01-08-2025 12:00:00 AM
AP Rome
Stealth submarines fitted with space-shooting lasers, supply-chain sabotage and custom-built attack satellites armed with ion thrusters. Those are just some of the strategies Chinese scientists have been developing to counter what Beijing sees as a potent threat: Elon Musk's armada of Starlink communications satellites.
Chinese government and military scientists, concerned about Starlink's potential use by adversaries in a military confrontation and for spying, have published dozens of papers in public journals that explore ways to hunt and destroy Musk's satellites, an Associated Press review found.
Chinese researchers believe that Starlink - a vast constellation of low-orbit satellites that deliver cheap, fast and ubiquitous connectivity even in remote areas - poses a high risk to the Chinese government and its strategic interests. That fear has mostly been driven by the company's close ties to the US intelligence and defence establishment, as well as its growing global footprint.
"As the United States integrates Starlink technology into military space assets to gain a strategic advantage over its adversaries, other countries increasingly perceive Starlink as a security threat in nuclear, space and cyber domains," wrote professors from China's National University of Defense Technology in a 2023 paper.

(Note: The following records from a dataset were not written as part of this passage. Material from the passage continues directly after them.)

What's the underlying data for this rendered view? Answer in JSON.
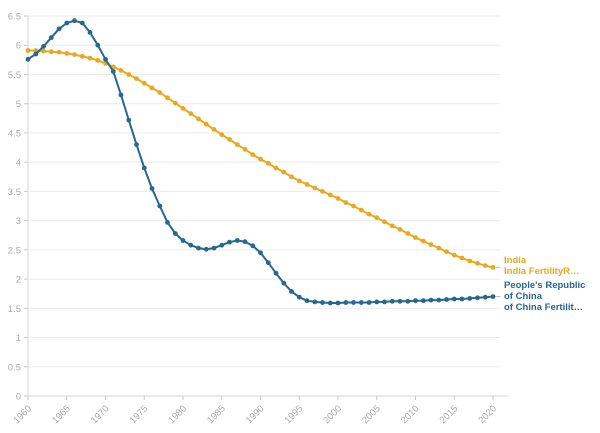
{
  "chart_data": {
    "type": "line",
    "title": "",
    "xlabel": "",
    "ylabel": "",
    "grid": "horizontal",
    "legend_position": "right-end-labels",
    "marker": "circle",
    "xlim": [
      1960,
      2020
    ],
    "ylim": [
      0,
      6.5
    ],
    "y_ticks": [
      0,
      0.5,
      1,
      1.5,
      2,
      2.5,
      3,
      3.5,
      4,
      4.5,
      5,
      5.5,
      6,
      6.5
    ],
    "x_tick_labels": [
      "1960",
      "1965",
      "1970",
      "1975",
      "1980",
      "1985",
      "1990",
      "1995",
      "2000",
      "2005",
      "2010",
      "2015",
      "2020"
    ],
    "years": [
      1960,
      1961,
      1962,
      1963,
      1964,
      1965,
      1966,
      1967,
      1968,
      1969,
      1970,
      1971,
      1972,
      1973,
      1974,
      1975,
      1976,
      1977,
      1978,
      1979,
      1980,
      1981,
      1982,
      1983,
      1984,
      1985,
      1986,
      1987,
      1988,
      1989,
      1990,
      1991,
      1992,
      1993,
      1994,
      1995,
      1996,
      1997,
      1998,
      1999,
      2000,
      2001,
      2002,
      2003,
      2004,
      2005,
      2006,
      2007,
      2008,
      2009,
      2010,
      2011,
      2012,
      2013,
      2014,
      2015,
      2016,
      2017,
      2018,
      2019,
      2020
    ],
    "series": [
      {
        "id": "india",
        "name": "India",
        "label_lines": [
          "India",
          "India FertilityR…"
        ],
        "color": "#E8A820",
        "values": [
          5.91,
          5.91,
          5.9,
          5.89,
          5.88,
          5.86,
          5.84,
          5.81,
          5.78,
          5.74,
          5.69,
          5.63,
          5.57,
          5.5,
          5.43,
          5.35,
          5.27,
          5.19,
          5.1,
          5.01,
          4.92,
          4.83,
          4.74,
          4.65,
          4.56,
          4.47,
          4.39,
          4.3,
          4.22,
          4.13,
          4.05,
          3.98,
          3.9,
          3.83,
          3.75,
          3.68,
          3.62,
          3.56,
          3.5,
          3.44,
          3.38,
          3.31,
          3.25,
          3.18,
          3.11,
          3.05,
          2.98,
          2.91,
          2.85,
          2.78,
          2.71,
          2.65,
          2.59,
          2.53,
          2.47,
          2.41,
          2.36,
          2.31,
          2.27,
          2.23,
          2.2
        ]
      },
      {
        "id": "china",
        "name": "People's Republic of China",
        "label_lines": [
          "People's Republic",
          "of China",
          "of China Fertilit…"
        ],
        "color": "#26688F",
        "values": [
          5.76,
          5.85,
          5.98,
          6.13,
          6.28,
          6.38,
          6.42,
          6.38,
          6.22,
          6.0,
          5.76,
          5.55,
          5.15,
          4.72,
          4.3,
          3.9,
          3.55,
          3.25,
          2.97,
          2.78,
          2.66,
          2.58,
          2.53,
          2.51,
          2.53,
          2.58,
          2.63,
          2.66,
          2.64,
          2.57,
          2.45,
          2.28,
          2.1,
          1.93,
          1.79,
          1.69,
          1.63,
          1.61,
          1.6,
          1.59,
          1.59,
          1.6,
          1.6,
          1.6,
          1.6,
          1.61,
          1.61,
          1.62,
          1.62,
          1.62,
          1.63,
          1.63,
          1.64,
          1.64,
          1.65,
          1.66,
          1.66,
          1.67,
          1.68,
          1.69,
          1.7
        ]
      }
    ]
  },
  "colors": {
    "background": "#ffffff",
    "gridline": "#EBEBEB",
    "axis_line": "#D6D6D6",
    "tick_mark": "#C9C9C9",
    "tick_label": "#ABABAB",
    "series_end_tick": "#BBBBBB"
  }
}
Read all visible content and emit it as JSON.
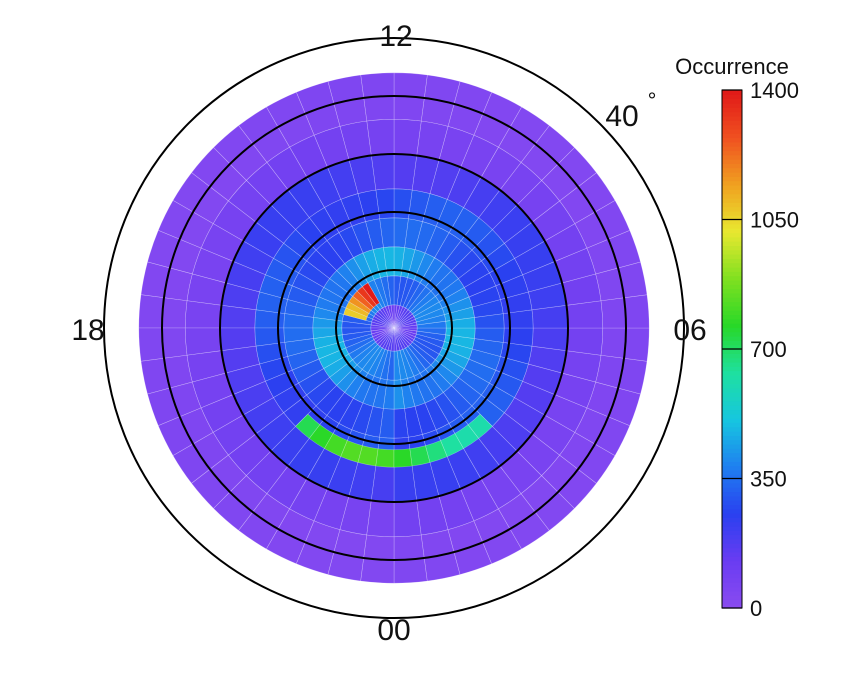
{
  "chart_data": {
    "type": "heatmap",
    "projection": "polar (magnetic local time vs latitude)",
    "mlt_labels": {
      "top": "12",
      "right": "06",
      "bottom": "00",
      "left": "18"
    },
    "latitude_label": "40",
    "latitude_label_degree": "°",
    "colorbar": {
      "title": "Occurrence",
      "min": 0,
      "max": 1400,
      "ticks": [
        0,
        350,
        700,
        1050,
        1400
      ],
      "colormap": [
        "#8b4cf0",
        "#6a3cf2",
        "#2a40f0",
        "#1f7ff0",
        "#16c6e0",
        "#1ee0a0",
        "#28d828",
        "#80e020",
        "#e8e830",
        "#f0a020",
        "#f05020",
        "#e01818"
      ]
    },
    "colatitude_rings_deg": [
      10,
      20,
      30,
      40,
      50
    ],
    "occurrence_bands": [
      {
        "colat_inner": 0,
        "colat_outer": 4,
        "mlt_start": 0,
        "mlt_end": 24,
        "value": 150
      },
      {
        "colat_inner": 4,
        "colat_outer": 9,
        "mlt_start": 0,
        "mlt_end": 24,
        "value": 350
      },
      {
        "colat_inner": 5,
        "colat_outer": 9,
        "mlt_start": 14,
        "mlt_end": 17,
        "value": 1250
      },
      {
        "colat_inner": 9,
        "colat_outer": 14,
        "mlt_start": 0,
        "mlt_end": 24,
        "value": 420
      },
      {
        "colat_inner": 14,
        "colat_outer": 19,
        "mlt_start": 0,
        "mlt_end": 24,
        "value": 300
      },
      {
        "colat_inner": 19,
        "colat_outer": 24,
        "mlt_start": 0,
        "mlt_end": 24,
        "value": 280
      },
      {
        "colat_inner": 21,
        "colat_outer": 26,
        "mlt_start": 21,
        "mlt_end": 27,
        "value": 720
      },
      {
        "colat_inner": 24,
        "colat_outer": 30,
        "mlt_start": 0,
        "mlt_end": 24,
        "value": 200
      },
      {
        "colat_inner": 30,
        "colat_outer": 36,
        "mlt_start": 0,
        "mlt_end": 24,
        "value": 80
      },
      {
        "colat_inner": 36,
        "colat_outer": 44,
        "mlt_start": 0,
        "mlt_end": 24,
        "value": 40
      }
    ]
  }
}
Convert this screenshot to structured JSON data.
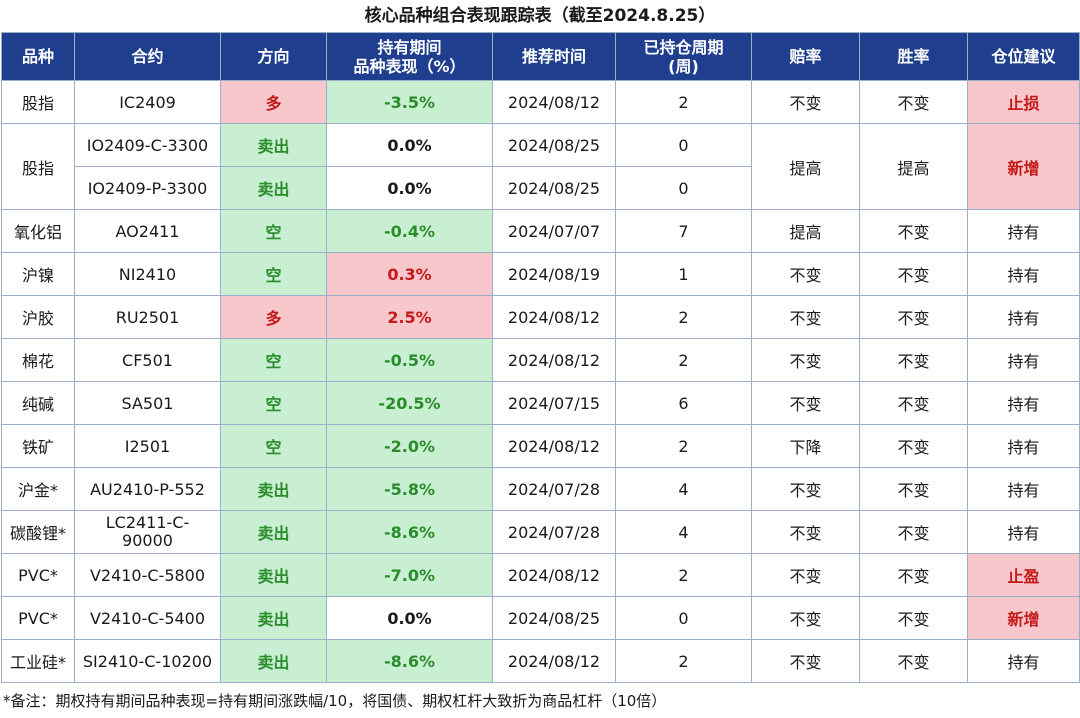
{
  "title": "核心品种组合表现跟踪表（截至2024.8.25）",
  "headers": {
    "variety": "品种",
    "contract": "合约",
    "direction": "方向",
    "perf_line1": "持有期间",
    "perf_line2": "品种表现（%）",
    "rec_time": "推荐时间",
    "weeks_line1": "已持仓周期",
    "weeks_line2": "(周)",
    "odds": "赔率",
    "win_rate": "胜率",
    "advice": "仓位建议"
  },
  "rows": [
    {
      "variety": "股指",
      "contract": "IC2409",
      "direction": "多",
      "perf": "-3.5%",
      "date": "2024/08/12",
      "weeks": "2",
      "odds": "不变",
      "win": "不变",
      "advice": "止损"
    },
    {
      "variety": "股指",
      "contract": "IO2409-C-3300",
      "direction": "卖出",
      "perf": "0.0%",
      "date": "2024/08/25",
      "weeks": "0",
      "odds": "提高",
      "win": "提高",
      "advice": "新增"
    },
    {
      "contract": "IO2409-P-3300",
      "direction": "卖出",
      "perf": "0.0%",
      "date": "2024/08/25",
      "weeks": "0"
    },
    {
      "variety": "氧化铝",
      "contract": "AO2411",
      "direction": "空",
      "perf": "-0.4%",
      "date": "2024/07/07",
      "weeks": "7",
      "odds": "提高",
      "win": "不变",
      "advice": "持有"
    },
    {
      "variety": "沪镍",
      "contract": "NI2410",
      "direction": "空",
      "perf": "0.3%",
      "date": "2024/08/19",
      "weeks": "1",
      "odds": "不变",
      "win": "不变",
      "advice": "持有"
    },
    {
      "variety": "沪胶",
      "contract": "RU2501",
      "direction": "多",
      "perf": "2.5%",
      "date": "2024/08/12",
      "weeks": "2",
      "odds": "不变",
      "win": "不变",
      "advice": "持有"
    },
    {
      "variety": "棉花",
      "contract": "CF501",
      "direction": "空",
      "perf": "-0.5%",
      "date": "2024/08/12",
      "weeks": "2",
      "odds": "不变",
      "win": "不变",
      "advice": "持有"
    },
    {
      "variety": "纯碱",
      "contract": "SA501",
      "direction": "空",
      "perf": "-20.5%",
      "date": "2024/07/15",
      "weeks": "6",
      "odds": "不变",
      "win": "不变",
      "advice": "持有"
    },
    {
      "variety": "铁矿",
      "contract": "I2501",
      "direction": "空",
      "perf": "-2.0%",
      "date": "2024/08/12",
      "weeks": "2",
      "odds": "下降",
      "win": "不变",
      "advice": "持有"
    },
    {
      "variety": "沪金*",
      "contract": "AU2410-P-552",
      "direction": "卖出",
      "perf": "-5.8%",
      "date": "2024/07/28",
      "weeks": "4",
      "odds": "不变",
      "win": "不变",
      "advice": "持有"
    },
    {
      "variety": "碳酸锂*",
      "contract": "LC2411-C-",
      "contract2": "90000",
      "direction": "卖出",
      "perf": "-8.6%",
      "date": "2024/07/28",
      "weeks": "4",
      "odds": "不变",
      "win": "不变",
      "advice": "持有"
    },
    {
      "variety": "PVC*",
      "contract": "V2410-C-5800",
      "direction": "卖出",
      "perf": "-7.0%",
      "date": "2024/08/12",
      "weeks": "2",
      "odds": "不变",
      "win": "不变",
      "advice": "止盈"
    },
    {
      "variety": "PVC*",
      "contract": "V2410-C-5400",
      "direction": "卖出",
      "perf": "0.0%",
      "date": "2024/08/25",
      "weeks": "0",
      "odds": "不变",
      "win": "不变",
      "advice": "新增"
    },
    {
      "variety": "工业硅*",
      "contract": "SI2410-C-10200",
      "direction": "卖出",
      "perf": "-8.6%",
      "date": "2024/08/12",
      "weeks": "2",
      "odds": "不变",
      "win": "不变",
      "advice": "持有"
    }
  ],
  "note": "*备注：期权持有期间品种表现=持有期间涨跌幅/10，将国债、期权杠杆大致折为商品杠杆（10倍）",
  "colors": {
    "header_bg": "#1f3f8e",
    "green_bg": "#c9efd2",
    "green_text": "#2b8c2b",
    "pink_bg": "#f8c7cc",
    "red_text": "#c41a1a"
  }
}
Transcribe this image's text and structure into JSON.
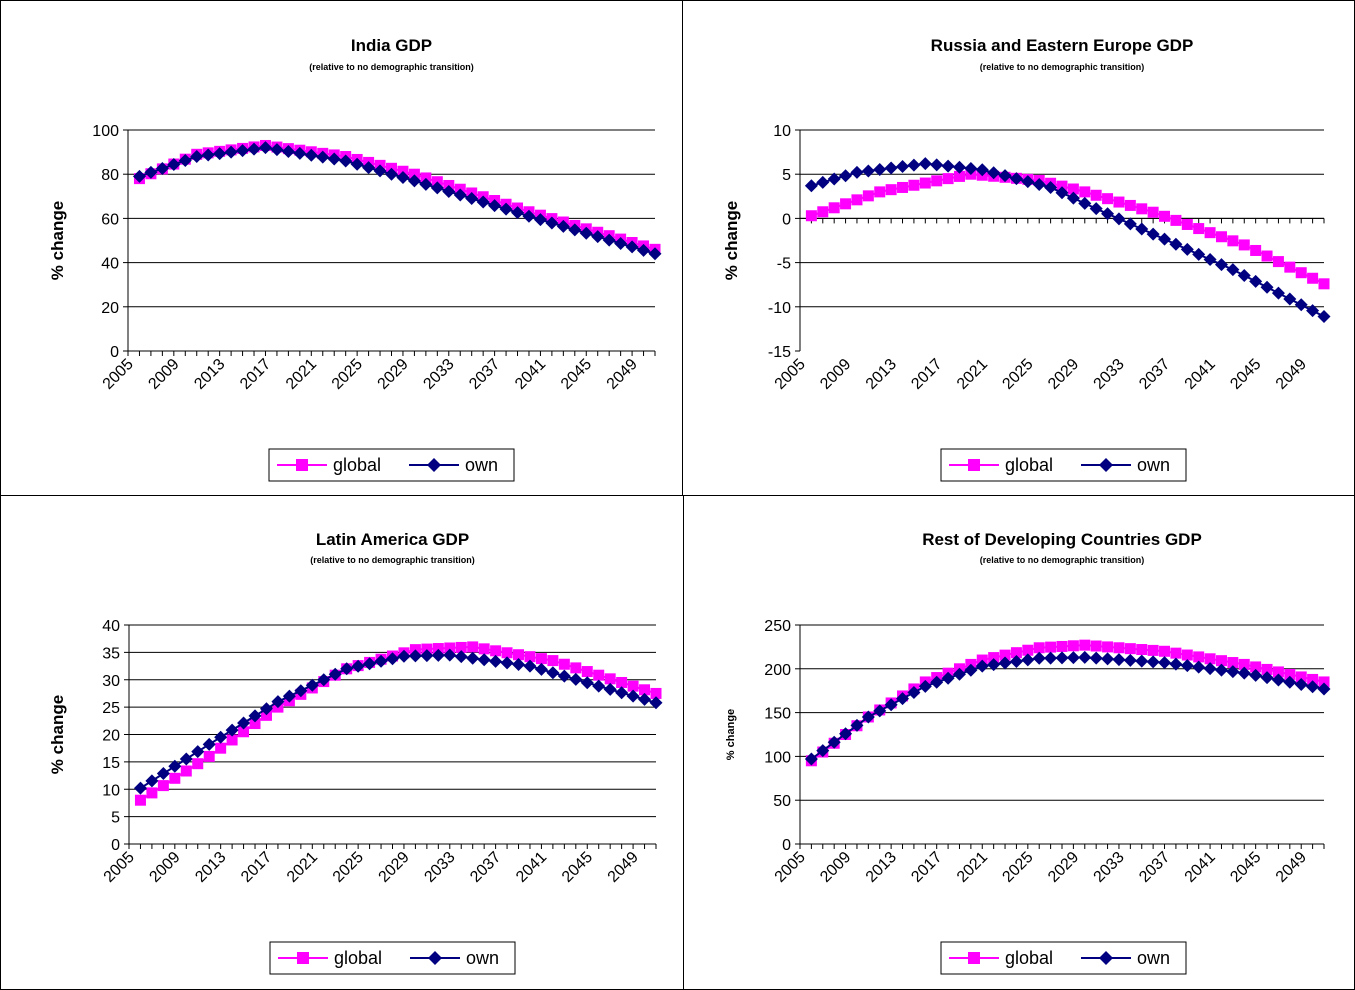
{
  "colors": {
    "global": "#FF00FF",
    "own": "#000080"
  },
  "chart_data": [
    {
      "type": "line",
      "title": "India GDP",
      "subtitle": "(relative to no demographic transition)",
      "ylabel": "% change",
      "xlabel": "",
      "ylim": [
        0,
        100
      ],
      "yticks": [
        0,
        20,
        40,
        60,
        80,
        100
      ],
      "x_tick_labels": [
        "2005",
        "2009",
        "2013",
        "2017",
        "2021",
        "2025",
        "2029",
        "2033",
        "2037",
        "2041",
        "2045",
        "2049"
      ],
      "x_range": [
        2005,
        2051
      ],
      "grid": true,
      "legend": "bottom",
      "series": [
        {
          "name": "global",
          "marker": "square",
          "x": [
            2006,
            2011,
            2017,
            2024,
            2030,
            2040,
            2051
          ],
          "y": [
            78,
            89,
            93,
            88,
            80,
            63,
            46
          ]
        },
        {
          "name": "own",
          "marker": "diamond",
          "x": [
            2006,
            2011,
            2017,
            2024,
            2030,
            2040,
            2051
          ],
          "y": [
            79,
            88,
            92,
            86,
            77,
            61,
            44
          ]
        }
      ]
    },
    {
      "type": "line",
      "title": "Russia and Eastern Europe GDP",
      "subtitle": "(relative to no demographic transition)",
      "ylabel": "% change",
      "xlabel": "",
      "ylim": [
        -15,
        10
      ],
      "yticks": [
        -15,
        -10,
        -5,
        0,
        5,
        10
      ],
      "x_tick_labels": [
        "2005",
        "2009",
        "2013",
        "2017",
        "2021",
        "2025",
        "2029",
        "2033",
        "2037",
        "2041",
        "2045",
        "2049"
      ],
      "x_range": [
        2005,
        2051
      ],
      "grid": true,
      "legend": "bottom",
      "series": [
        {
          "name": "global",
          "marker": "square",
          "x": [
            2006,
            2012,
            2020,
            2026,
            2030,
            2036,
            2044,
            2051
          ],
          "y": [
            0.3,
            3.0,
            5.0,
            4.3,
            3.0,
            0.7,
            -3.0,
            -7.4
          ]
        },
        {
          "name": "own",
          "marker": "diamond",
          "x": [
            2006,
            2010,
            2016,
            2021,
            2027,
            2031,
            2035,
            2043,
            2051
          ],
          "y": [
            3.7,
            5.2,
            6.2,
            5.5,
            3.5,
            1.1,
            -1.2,
            -5.8,
            -11.1
          ]
        }
      ]
    },
    {
      "type": "line",
      "title": "Latin America GDP",
      "subtitle": "(relative to no demographic transition)",
      "ylabel": "% change",
      "xlabel": "",
      "ylim": [
        0,
        40
      ],
      "yticks": [
        0,
        5,
        10,
        15,
        20,
        25,
        30,
        35,
        40
      ],
      "x_tick_labels": [
        "2005",
        "2009",
        "2013",
        "2017",
        "2021",
        "2025",
        "2029",
        "2033",
        "2037",
        "2041",
        "2045",
        "2049"
      ],
      "x_range": [
        2005,
        2051
      ],
      "grid": true,
      "legend": "bottom",
      "series": [
        {
          "name": "global",
          "marker": "square",
          "x": [
            2006,
            2012,
            2018,
            2024,
            2030,
            2035,
            2042,
            2051
          ],
          "y": [
            8,
            16,
            25,
            32,
            35.5,
            36,
            33.5,
            27.5
          ]
        },
        {
          "name": "own",
          "marker": "diamond",
          "x": [
            2006,
            2012,
            2018,
            2024,
            2029,
            2033,
            2040,
            2051
          ],
          "y": [
            10.2,
            18.2,
            26,
            32,
            34.3,
            34.5,
            32.5,
            25.8
          ]
        }
      ]
    },
    {
      "type": "line",
      "title": "Rest of Developing Countries GDP",
      "subtitle": "(relative to no demographic transition)",
      "ylabel": "% change",
      "xlabel": "",
      "ylim": [
        0,
        250
      ],
      "yticks": [
        0,
        50,
        100,
        150,
        200,
        250
      ],
      "x_tick_labels": [
        "2005",
        "2009",
        "2013",
        "2017",
        "2021",
        "2025",
        "2029",
        "2033",
        "2037",
        "2041",
        "2045",
        "2049"
      ],
      "x_range": [
        2005,
        2051
      ],
      "grid": true,
      "legend": "bottom",
      "series": [
        {
          "name": "global",
          "marker": "square",
          "x": [
            2006,
            2011,
            2016,
            2021,
            2026,
            2030,
            2037,
            2044,
            2051
          ],
          "y": [
            95,
            145,
            185,
            210,
            224,
            227,
            220,
            205,
            185
          ]
        },
        {
          "name": "own",
          "marker": "diamond",
          "x": [
            2006,
            2011,
            2016,
            2021,
            2026,
            2030,
            2037,
            2044,
            2051
          ],
          "y": [
            97,
            145,
            180,
            203,
            212,
            213,
            207,
            195,
            177
          ]
        }
      ]
    }
  ]
}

Chinese researchers are not the only ones concerned about Starlink, which has a stranglehold on certain space-based communications. Some traditional US allies are also questioning the wisdom of handing over core communications infrastructure - and a potential trove of data - to a company run by an unpredictable foreign businessman whose allegiances are not always clear.
Apprehensions deepened after Russia's 2022 full-scale invasion of Ukraine made clear the battlefield advantages Starlink satellites could convey and have been exacerbated by Musk's proliferating political interests.